Conference: Piero della Francesca & disegno (Courtauld Institute London – 19 & 20 June 2015)

PIERO DELLA FRANCESCA AND DISEGNO
Research Forum, Summer 2015
Friday, 19 June and Saturday, 20 June 2015
timings to be confirmed, Kenneth Clark Lecture Theatre, The Courtauld Institute of Art and Sainsbury Wing Theatre, National Gallery, London.
Keynote Speaker: Professor Emeritus James R. Banker (North Caroline State University)

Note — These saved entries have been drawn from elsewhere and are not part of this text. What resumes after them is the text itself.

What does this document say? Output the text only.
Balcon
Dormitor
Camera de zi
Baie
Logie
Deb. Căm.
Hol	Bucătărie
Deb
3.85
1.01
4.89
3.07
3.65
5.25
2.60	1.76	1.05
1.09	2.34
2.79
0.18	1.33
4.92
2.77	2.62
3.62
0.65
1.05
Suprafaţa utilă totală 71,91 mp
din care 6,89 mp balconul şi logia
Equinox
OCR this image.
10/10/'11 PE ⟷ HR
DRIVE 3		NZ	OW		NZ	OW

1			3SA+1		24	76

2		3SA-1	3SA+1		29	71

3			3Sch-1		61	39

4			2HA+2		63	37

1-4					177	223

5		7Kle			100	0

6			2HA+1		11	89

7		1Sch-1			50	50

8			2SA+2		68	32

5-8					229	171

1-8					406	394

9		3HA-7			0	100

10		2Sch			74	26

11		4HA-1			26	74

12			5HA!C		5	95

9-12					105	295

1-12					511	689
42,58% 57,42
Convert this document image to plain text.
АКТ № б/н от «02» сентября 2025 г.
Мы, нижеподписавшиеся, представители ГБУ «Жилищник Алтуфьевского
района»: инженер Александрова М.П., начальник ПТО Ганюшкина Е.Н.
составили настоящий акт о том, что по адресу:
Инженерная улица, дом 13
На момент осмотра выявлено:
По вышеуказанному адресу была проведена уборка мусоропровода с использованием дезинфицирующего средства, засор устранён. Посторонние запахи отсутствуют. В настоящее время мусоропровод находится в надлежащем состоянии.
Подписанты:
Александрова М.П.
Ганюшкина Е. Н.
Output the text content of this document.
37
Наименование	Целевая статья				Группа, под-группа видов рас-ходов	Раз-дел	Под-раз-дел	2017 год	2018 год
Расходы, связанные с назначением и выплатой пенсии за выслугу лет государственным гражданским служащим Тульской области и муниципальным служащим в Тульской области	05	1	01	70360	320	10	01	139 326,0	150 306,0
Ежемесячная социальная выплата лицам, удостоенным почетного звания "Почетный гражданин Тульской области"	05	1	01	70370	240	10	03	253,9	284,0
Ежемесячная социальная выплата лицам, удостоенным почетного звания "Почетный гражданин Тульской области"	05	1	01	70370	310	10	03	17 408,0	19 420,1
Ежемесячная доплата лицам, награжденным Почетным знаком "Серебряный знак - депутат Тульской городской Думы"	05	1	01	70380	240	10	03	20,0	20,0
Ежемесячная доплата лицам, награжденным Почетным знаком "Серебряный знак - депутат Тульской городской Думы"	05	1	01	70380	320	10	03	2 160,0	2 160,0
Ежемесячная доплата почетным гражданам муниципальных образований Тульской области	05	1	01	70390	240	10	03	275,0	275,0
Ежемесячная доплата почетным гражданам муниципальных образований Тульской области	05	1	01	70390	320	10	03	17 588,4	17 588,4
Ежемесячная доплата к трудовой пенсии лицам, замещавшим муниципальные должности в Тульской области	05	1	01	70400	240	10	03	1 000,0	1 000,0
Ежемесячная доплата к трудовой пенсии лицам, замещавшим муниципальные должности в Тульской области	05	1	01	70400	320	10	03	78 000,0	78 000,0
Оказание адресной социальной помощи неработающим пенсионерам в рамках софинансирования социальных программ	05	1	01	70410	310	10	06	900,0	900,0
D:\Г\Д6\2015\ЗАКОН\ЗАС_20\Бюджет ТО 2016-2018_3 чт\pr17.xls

Confirmed Speakers: Carmen Bambach (The Metropolitan Museum of Art), Roberto Bellucci (Opificio delle Pietre Dure), Ciro Castelli (Opificio delle Pietre Dure), Frank Dabell (Temple University, Rome), Francesco P. Di Teodoro (Politecnico di Torino and Centro Linceo Interdisciplinare “B. Segre”, Accademia Nazionale dei Lincei), David Franklin (Archive of Modern Conflict, Toronto and London), Cecilia Frosinini (Opificio delle Pietre Dure), Giacomo Guazzini (Scuola Normale Superiore di Pisa), Amanda Lillie (University of York), Rocco Sinisgalli (University of Rome, La Sapienza), Elena Squillantini (Fondazione di Studi di Storia dell’Arte Roberto Longhi)
Ticket/entry details: £26 (£16 students, Courtauld staff/students and concessions)
Organised by: Professor Emeritus James R. Banker (North Caroline State University), Professor Tom Henry (University of Kent), Dr Machtelt Brüggen Israëls (University of Amsterdam), Dr Scott Nethersole (The Courtauld), Dr Nathaniel Silver (Isabella Stewart Gardner Museum), and Dr Caroline Campbell (National Gallery, London)
The role of design (disegno) is fundamental to understanding the working practice of Piero della Francesca. While none of his works on paper survive, research conducted in the past decade by the Opificio delle Pietre Dure and the Sherman Fairchild Paintings Conservation Center at the Metropolitan Museum of Art has revealed Piero’s obsessive working and reworking of compositions. Disegno, in the period sense of the term, was also a problem-solving tool, a catalyst for invention, and an effective means of communication.
Problems raised by Piero’s earliest known work, the Baptism (National Gallery, London) which was part of the San Giovanni d’Afra triptych (Museo Civico, Sansepolcro), introduce the practical and conceptual implications of Piero’s approach to disegno and will serve to open this conference.  The following sessions will be dedicated to the composition of his frescoes, the role of underdrawings in his paintings, the use of geometrical figures in his mathematical treatises, and the transmission of his style.
James R. Banker is Professor Emeritus of Italian history at North Carolina State University, and lives for most of the year in Florence and Sansepolcro. An expert on the life and works of Piero della Francesca and Sassetta, two artists closely associated with San Sepolcro, his research has emphasized the role of lay religion in the lives of early Renaissance Italians, and the role of patrons, lay and clerical, in the paintings of both Sassetta and Piero. Author of numerous articles on Renaissance themes, his books include Death in the Community: Memorialization and Confraternities in an Italian Commune and The Culture of San Sepolcro During the Youth of Piero della Francesca (2003). His most recent books are both dedicated to Piero della Francesca: Piero della Francesca: Artist and Man (2014) and Documenti fondamentalli per la conoscenza della vita e dell’arte di Piero della Francesca (2013).